All Hail the End of Apple's App Store
Nobody seems surprised that the Financial Times is fleeing Apple's sandbox
Despite a surge in new digital subscriptions, the Financial Times is pulling their app from iTunes, and they're being coy about why. Two months ago, Apple imposed new guidelines that required periodicals to run subscriptions through the App Store and surrender 30 percent of the revenue as a result. But according to FT chief John Ridding, the revenue matters less than the information about their readers that they miss when people subscribe through iTunes. "(Giving away) thirty percent of subscription revenue isn't something we celebrate," Ridding told paidContent recently. "But that was secondary actually--we already pay other distributors and agents; newsagents take a cut. Central to our whole strategy and all our aspirations is to have that direct relationship with the reader."
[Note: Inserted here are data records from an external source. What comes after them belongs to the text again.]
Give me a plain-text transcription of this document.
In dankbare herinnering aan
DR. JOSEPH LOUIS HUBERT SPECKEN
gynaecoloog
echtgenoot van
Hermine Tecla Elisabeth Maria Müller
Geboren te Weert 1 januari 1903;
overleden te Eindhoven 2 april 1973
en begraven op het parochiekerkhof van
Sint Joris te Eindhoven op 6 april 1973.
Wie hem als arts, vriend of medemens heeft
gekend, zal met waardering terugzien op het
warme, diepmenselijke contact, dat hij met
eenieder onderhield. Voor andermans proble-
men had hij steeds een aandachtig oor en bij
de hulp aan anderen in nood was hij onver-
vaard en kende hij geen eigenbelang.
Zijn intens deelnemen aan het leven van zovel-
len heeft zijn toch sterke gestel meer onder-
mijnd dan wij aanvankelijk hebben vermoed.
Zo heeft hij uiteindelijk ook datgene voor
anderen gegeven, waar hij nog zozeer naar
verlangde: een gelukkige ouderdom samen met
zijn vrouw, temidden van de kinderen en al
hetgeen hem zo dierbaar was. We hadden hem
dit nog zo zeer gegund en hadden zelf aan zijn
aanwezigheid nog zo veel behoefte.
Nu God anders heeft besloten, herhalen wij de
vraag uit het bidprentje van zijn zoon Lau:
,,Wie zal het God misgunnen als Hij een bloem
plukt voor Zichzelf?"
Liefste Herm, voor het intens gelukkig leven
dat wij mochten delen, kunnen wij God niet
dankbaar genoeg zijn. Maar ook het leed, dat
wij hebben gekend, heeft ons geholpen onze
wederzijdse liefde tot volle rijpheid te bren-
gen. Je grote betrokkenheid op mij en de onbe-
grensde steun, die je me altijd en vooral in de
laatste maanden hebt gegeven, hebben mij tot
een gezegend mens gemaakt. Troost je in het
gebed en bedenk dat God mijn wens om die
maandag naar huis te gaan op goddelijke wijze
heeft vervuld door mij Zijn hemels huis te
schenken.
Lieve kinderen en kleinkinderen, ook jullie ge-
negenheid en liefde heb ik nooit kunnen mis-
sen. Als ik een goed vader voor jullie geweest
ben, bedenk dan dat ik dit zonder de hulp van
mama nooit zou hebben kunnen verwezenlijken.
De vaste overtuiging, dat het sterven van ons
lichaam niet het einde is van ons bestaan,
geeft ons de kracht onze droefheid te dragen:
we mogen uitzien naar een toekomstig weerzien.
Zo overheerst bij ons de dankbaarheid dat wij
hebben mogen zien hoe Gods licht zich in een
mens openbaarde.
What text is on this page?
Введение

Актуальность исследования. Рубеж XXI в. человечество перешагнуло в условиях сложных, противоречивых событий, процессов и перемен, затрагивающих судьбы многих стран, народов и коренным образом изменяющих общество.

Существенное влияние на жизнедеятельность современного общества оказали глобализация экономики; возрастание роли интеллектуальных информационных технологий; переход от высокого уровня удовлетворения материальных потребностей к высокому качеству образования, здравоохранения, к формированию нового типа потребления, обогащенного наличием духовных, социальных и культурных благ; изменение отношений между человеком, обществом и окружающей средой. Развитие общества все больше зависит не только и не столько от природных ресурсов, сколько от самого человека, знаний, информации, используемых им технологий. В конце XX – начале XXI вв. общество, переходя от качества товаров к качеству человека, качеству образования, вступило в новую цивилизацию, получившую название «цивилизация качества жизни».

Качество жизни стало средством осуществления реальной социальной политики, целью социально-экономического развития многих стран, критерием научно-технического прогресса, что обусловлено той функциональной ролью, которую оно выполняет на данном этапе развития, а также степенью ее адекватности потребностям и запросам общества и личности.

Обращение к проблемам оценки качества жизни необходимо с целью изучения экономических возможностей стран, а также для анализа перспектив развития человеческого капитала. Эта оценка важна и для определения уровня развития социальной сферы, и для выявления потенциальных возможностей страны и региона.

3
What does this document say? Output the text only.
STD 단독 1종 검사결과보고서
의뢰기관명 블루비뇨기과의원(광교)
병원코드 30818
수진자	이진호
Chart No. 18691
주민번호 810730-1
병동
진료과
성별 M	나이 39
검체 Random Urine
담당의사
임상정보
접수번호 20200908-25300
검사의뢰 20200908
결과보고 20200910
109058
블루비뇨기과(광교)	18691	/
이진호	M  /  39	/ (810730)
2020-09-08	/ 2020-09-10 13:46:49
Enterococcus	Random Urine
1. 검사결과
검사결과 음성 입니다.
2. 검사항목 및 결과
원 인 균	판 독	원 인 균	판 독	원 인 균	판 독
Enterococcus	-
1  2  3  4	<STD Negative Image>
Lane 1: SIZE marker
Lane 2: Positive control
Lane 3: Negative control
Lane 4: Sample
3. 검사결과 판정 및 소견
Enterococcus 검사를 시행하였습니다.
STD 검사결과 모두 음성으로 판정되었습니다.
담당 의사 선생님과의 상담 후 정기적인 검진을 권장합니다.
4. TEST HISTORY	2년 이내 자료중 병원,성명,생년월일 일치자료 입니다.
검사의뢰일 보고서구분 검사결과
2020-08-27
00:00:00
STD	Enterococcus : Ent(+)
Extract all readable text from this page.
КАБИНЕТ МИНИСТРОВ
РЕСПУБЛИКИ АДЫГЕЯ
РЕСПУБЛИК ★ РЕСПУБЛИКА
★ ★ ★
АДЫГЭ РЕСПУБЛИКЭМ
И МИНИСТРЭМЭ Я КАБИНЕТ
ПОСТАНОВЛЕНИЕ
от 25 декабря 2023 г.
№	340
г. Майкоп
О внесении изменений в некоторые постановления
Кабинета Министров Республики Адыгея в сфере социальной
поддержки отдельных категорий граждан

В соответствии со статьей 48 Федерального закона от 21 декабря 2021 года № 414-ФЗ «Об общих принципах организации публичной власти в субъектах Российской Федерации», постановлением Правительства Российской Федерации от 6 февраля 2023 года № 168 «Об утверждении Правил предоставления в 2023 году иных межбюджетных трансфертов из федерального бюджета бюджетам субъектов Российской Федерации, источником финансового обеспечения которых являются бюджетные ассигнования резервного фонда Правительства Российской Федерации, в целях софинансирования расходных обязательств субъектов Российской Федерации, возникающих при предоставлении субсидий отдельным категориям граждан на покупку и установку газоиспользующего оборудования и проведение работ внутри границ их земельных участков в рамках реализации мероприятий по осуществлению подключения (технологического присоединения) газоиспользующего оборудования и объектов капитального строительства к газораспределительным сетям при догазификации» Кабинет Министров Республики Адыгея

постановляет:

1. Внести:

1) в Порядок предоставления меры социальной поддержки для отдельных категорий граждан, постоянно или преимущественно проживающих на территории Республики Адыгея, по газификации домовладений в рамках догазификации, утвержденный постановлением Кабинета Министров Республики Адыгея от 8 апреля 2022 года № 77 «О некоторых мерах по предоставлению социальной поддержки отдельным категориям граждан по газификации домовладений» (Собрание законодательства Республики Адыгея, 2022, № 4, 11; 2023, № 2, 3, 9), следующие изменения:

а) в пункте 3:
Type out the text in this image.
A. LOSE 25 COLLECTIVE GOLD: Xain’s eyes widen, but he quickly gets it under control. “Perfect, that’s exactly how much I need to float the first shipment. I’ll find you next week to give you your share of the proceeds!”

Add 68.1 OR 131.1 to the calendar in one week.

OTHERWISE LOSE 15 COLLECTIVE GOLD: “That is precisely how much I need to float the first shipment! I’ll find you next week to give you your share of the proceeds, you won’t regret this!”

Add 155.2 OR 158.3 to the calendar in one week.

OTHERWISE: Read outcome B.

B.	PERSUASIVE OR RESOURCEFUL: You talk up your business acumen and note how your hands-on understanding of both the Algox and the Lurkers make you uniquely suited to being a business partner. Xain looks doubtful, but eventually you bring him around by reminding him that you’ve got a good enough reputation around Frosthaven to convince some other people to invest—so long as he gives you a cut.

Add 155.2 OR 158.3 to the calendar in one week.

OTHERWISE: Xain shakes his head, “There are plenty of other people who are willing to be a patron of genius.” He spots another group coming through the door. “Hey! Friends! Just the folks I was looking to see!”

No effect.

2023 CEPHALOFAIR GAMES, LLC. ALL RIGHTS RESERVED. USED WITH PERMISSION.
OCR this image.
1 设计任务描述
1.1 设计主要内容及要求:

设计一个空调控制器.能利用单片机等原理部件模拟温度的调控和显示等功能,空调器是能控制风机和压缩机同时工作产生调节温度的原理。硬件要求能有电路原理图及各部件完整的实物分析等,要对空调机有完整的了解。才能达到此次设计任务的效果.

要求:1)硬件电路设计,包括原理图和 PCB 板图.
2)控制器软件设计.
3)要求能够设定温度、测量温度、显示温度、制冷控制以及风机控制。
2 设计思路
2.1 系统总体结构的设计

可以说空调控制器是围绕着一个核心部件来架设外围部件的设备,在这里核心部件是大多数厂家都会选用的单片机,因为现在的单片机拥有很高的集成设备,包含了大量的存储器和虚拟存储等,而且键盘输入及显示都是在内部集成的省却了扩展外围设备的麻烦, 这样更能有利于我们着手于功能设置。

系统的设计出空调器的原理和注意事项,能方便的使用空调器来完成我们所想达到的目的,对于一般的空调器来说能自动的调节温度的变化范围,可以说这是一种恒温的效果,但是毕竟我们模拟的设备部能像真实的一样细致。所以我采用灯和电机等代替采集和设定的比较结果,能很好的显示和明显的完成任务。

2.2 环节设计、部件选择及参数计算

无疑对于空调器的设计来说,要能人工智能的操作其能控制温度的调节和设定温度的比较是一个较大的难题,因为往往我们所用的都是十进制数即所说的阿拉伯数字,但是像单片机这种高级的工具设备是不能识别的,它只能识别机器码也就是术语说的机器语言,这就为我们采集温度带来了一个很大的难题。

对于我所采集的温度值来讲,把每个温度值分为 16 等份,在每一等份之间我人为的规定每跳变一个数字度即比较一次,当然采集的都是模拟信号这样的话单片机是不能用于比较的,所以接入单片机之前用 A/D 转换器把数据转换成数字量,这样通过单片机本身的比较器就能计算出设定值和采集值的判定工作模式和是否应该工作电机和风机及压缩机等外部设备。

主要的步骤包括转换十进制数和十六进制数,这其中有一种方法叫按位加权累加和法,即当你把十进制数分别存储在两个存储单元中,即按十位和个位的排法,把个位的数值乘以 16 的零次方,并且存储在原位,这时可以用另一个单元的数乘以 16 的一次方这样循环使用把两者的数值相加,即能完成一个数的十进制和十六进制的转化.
The Financial Times is the first news organization to join a growing herd of companies that are bowing out of Apple's expensive agreement. Earlier this month, Amazon, Walmart and Barnes and Noble set up their own App Store equivalents to skirt around the App Store's new requirements, and thanks to HTML5, the user experience isn't all that different. In lieu of their app, the Financial Times is directing people to their shiny new HTML5-based web app. ReadWriteWeb describes the web app as "a stripped-down version of their desktop website, with some extra controls and UI elements built in. It's not amazing, but it's comparable to some existing iPad apps for news content and it renders well on tablets."
FT's move is risky, though. Subscriptions have doubled since the release of their iPad app in April 2010, and ten percent of those come from the iPad. As Darrell Etherington at GigaOm says, newspapers might have less to lose when abandoning the app space than magazines:
So far, Apple has had mixed results when it comes to convincing publishers to embrace its subscription model, but many magazines in particular seem to be on board, and that number is growing. That might be because magazines depend more heavily on advertising dollars as opposed to subscriber info for revenue.